Proxy advisory IiAS has recommended to public shareholders of Max Financial Services to vote against the proposal to pay ₹850 crore to the company’s promoters in non-compete fees.

In August, HDFC and Max Life agreed to merge their life insurance businesses to create the country’s largest listed life insurance company in an all-stock deal. As part of this deal, Max’s promoters would sign a non-compete and non-solicitation agreement for four years for a fee of ₹850 crore, which includes an upfront payment of ₹500 crore immediately post-merger and the remaining ₹359 crore in three annual equal instalments. The entire amount will be paid by the merged entity (HDFC Life and Max Life).

The non-compete agreement will apply to Max Life in the Indian and UAE markets and the promoters cannot make/hold investments in competitors or hold advisory posts at any competitor or provide funding to any competitor. In its Wednesday report, Institutional Investor Advisory Services (IiAS) argued against the payment of such a fee to Max’s promoters.

Inherent deterrent

“After the merger, the promoters of Max Financial will continue to hold a 6.5 per cent stake in the merged entity.

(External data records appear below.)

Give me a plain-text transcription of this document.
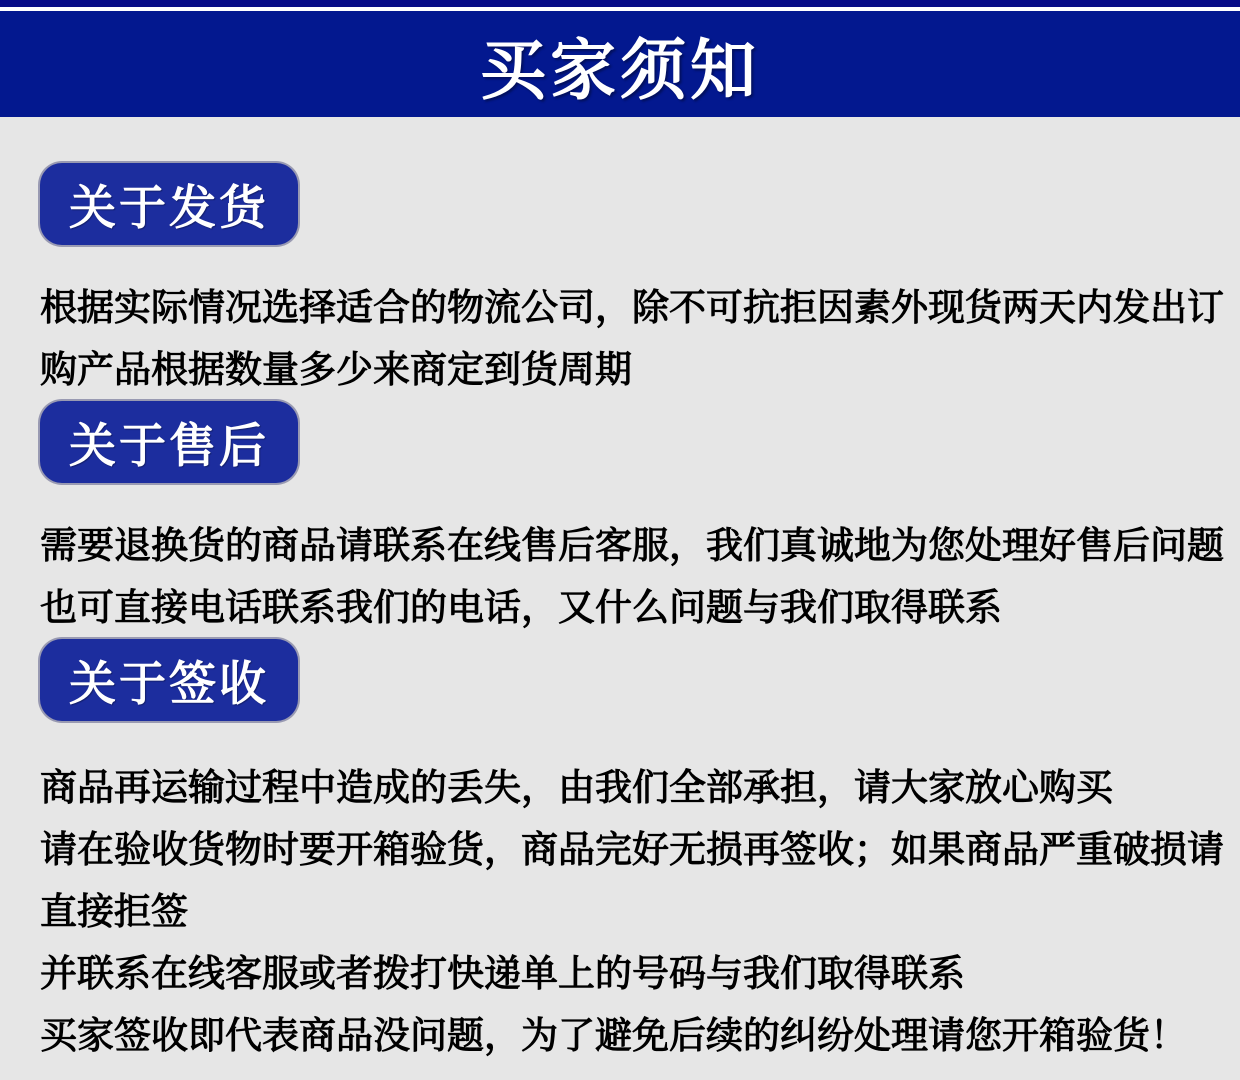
买家须知
关于发货
根据实际情况选择适合的物流公司，除不可抗拒因素外现货两天内发出订
购产品根据数量多少来商定到货周期
关于售后
需要退换货的商品请联系在线售后客服，我们真诚地为您处理好售后问题
也可直接电话联系我们的电话，又什么问题与我们取得联系
关于签收
商品再运输过程中造成的丢失，由我们全部承担，请大家放心购买
请在验收货物时要开箱验货，商品完好无损再签收；如果商品严重破损请
直接拒签
并联系在线客服或者拨打快递单上的号码与我们取得联系
买家签收即代表商品没问题，为了避免后续的纠纷处理请您开箱验货！
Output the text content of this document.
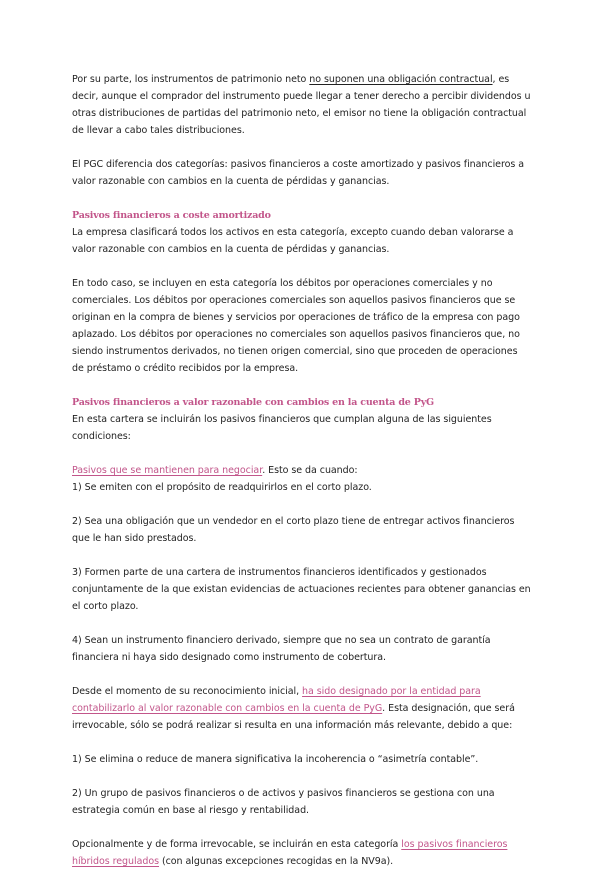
Por su parte, los instrumentos de patrimonio neto no suponen una obligación contractual, es decir, aunque el comprador del instrumento puede llegar a tener derecho a percibir dividendos u otras distribuciones de partidas del patrimonio neto, el emisor no tiene la obligación contractual de llevar a cabo tales distribuciones.

El PGC diferencia dos categorías: pasivos financieros a coste amortizado y pasivos financieros a valor razonable con cambios en la cuenta de pérdidas y ganancias.

Pasivos financieros a coste amortizado

La empresa clasificará todos los activos en esta categoría, excepto cuando deban valorarse a valor razonable con cambios en la cuenta de pérdidas y ganancias.

En todo caso, se incluyen en esta categoría los débitos por operaciones comerciales y no comerciales. Los débitos por operaciones comerciales son aquellos pasivos financieros que se originan en la compra de bienes y servicios por operaciones de tráfico de la empresa con pago aplazado. Los débitos por operaciones no comerciales son aquellos pasivos financieros que, no siendo instrumentos derivados, no tienen origen comercial, sino que proceden de operaciones de préstamo o crédito recibidos por la empresa.

Pasivos financieros a valor razonable con cambios en la cuenta de PyG

En esta cartera se incluirán los pasivos financieros que cumplan alguna de las siguientes condiciones:

Pasivos que se mantienen para negociar. Esto se da cuando:

1) Se emiten con el propósito de readquirirlos en el corto plazo.

2) Sea una obligación que un vendedor en el corto plazo tiene de entregar activos financieros que le han sido prestados.

3) Formen parte de una cartera de instrumentos financieros identificados y gestionados conjuntamente de la que existan evidencias de actuaciones recientes para obtener ganancias en el corto plazo.

4) Sean un instrumento financiero derivado, siempre que no sea un contrato de garantía financiera ni haya sido designado como instrumento de cobertura.

Desde el momento de su reconocimiento inicial, ha sido designado por la entidad para contabilizarlo al valor razonable con cambios en la cuenta de PyG. Esta designación, que será irrevocable, sólo se podrá realizar si resulta en una información más relevante, debido a que:

1) Se elimina o reduce de manera significativa la incoherencia o “asimetría contable”.

2) Un grupo de pasivos financieros o de activos y pasivos financieros se gestiona con una estrategia común en base al riesgo y rentabilidad.

Opcionalmente y de forma irrevocable, se incluirán en esta categoría los pasivos financieros híbridos regulados (con algunas excepciones recogidas en la NV9a).
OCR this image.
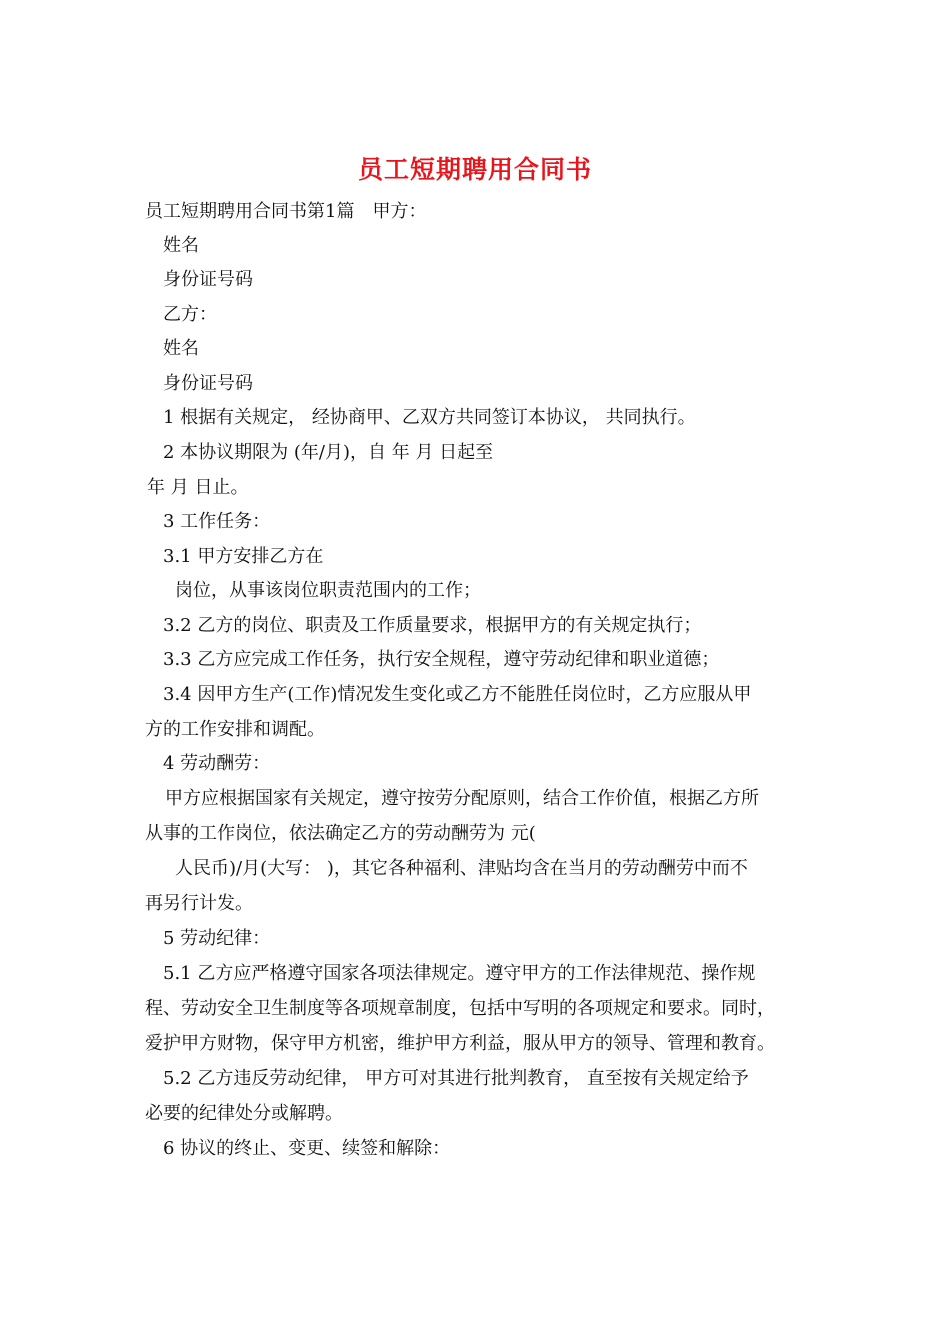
员工短期聘用合同书
员工短期聘用合同书第1篇　甲方：
姓名
身份证号码
乙方：
姓名
身份证号码
1 根据有关规定， 经协商甲、乙双方共同签订本协议， 共同执行。
2 本协议期限为 (年/月)，自 年 月 日起至
年 月 日止。
3 工作任务：
3.1 甲方安排乙方在
岗位，从事该岗位职责范围内的工作；
3.2 乙方的岗位、职责及工作质量要求，根据甲方的有关规定执行；
3.3 乙方应完成工作任务，执行安全规程，遵守劳动纪律和职业道德；
3.4 因甲方生产(工作)情况发生变化或乙方不能胜任岗位时，乙方应服从甲
方的工作安排和调配。
4 劳动酬劳：
甲方应根据国家有关规定，遵守按劳分配原则，结合工作价值，根据乙方所
从事的工作岗位，依法确定乙方的劳动酬劳为 元(
人民币)/月(大写： )，其它各种福利、津贴均含在当月的劳动酬劳中而不
再另行计发。
5 劳动纪律：
5.1 乙方应严格遵守国家各项法律规定。遵守甲方的工作法律规范、操作规
程、劳动安全卫生制度等各项规章制度，包括中写明的各项规定和要求。同时，
爱护甲方财物，保守甲方机密，维护甲方利益，服从甲方的领导、管理和教育。
5.2 乙方违反劳动纪律， 甲方可对其进行批判教育， 直至按有关规定给予
必要的纪律处分或解聘。
6 协议的终止、变更、续签和解除：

“The large stake by itself should act as a deterrent for Max Financial’s promoters from starting a competing business in the life insurance industry,” the report said.

“Additionally, the non-compete fee is being paid by the merged entity, which implies that Max Financial’s minority shareholders (who will receive HDFC Standard Life’s shares) will bear part of the expenses.”

“As non-compete fees,” the report found, “the promoters receive over ₹100 a share in addition to the shares of the combined entity — which is a 21 per cent premium over the returns for non-promoter shareholders.”

The results of the vote will be announced on September 27.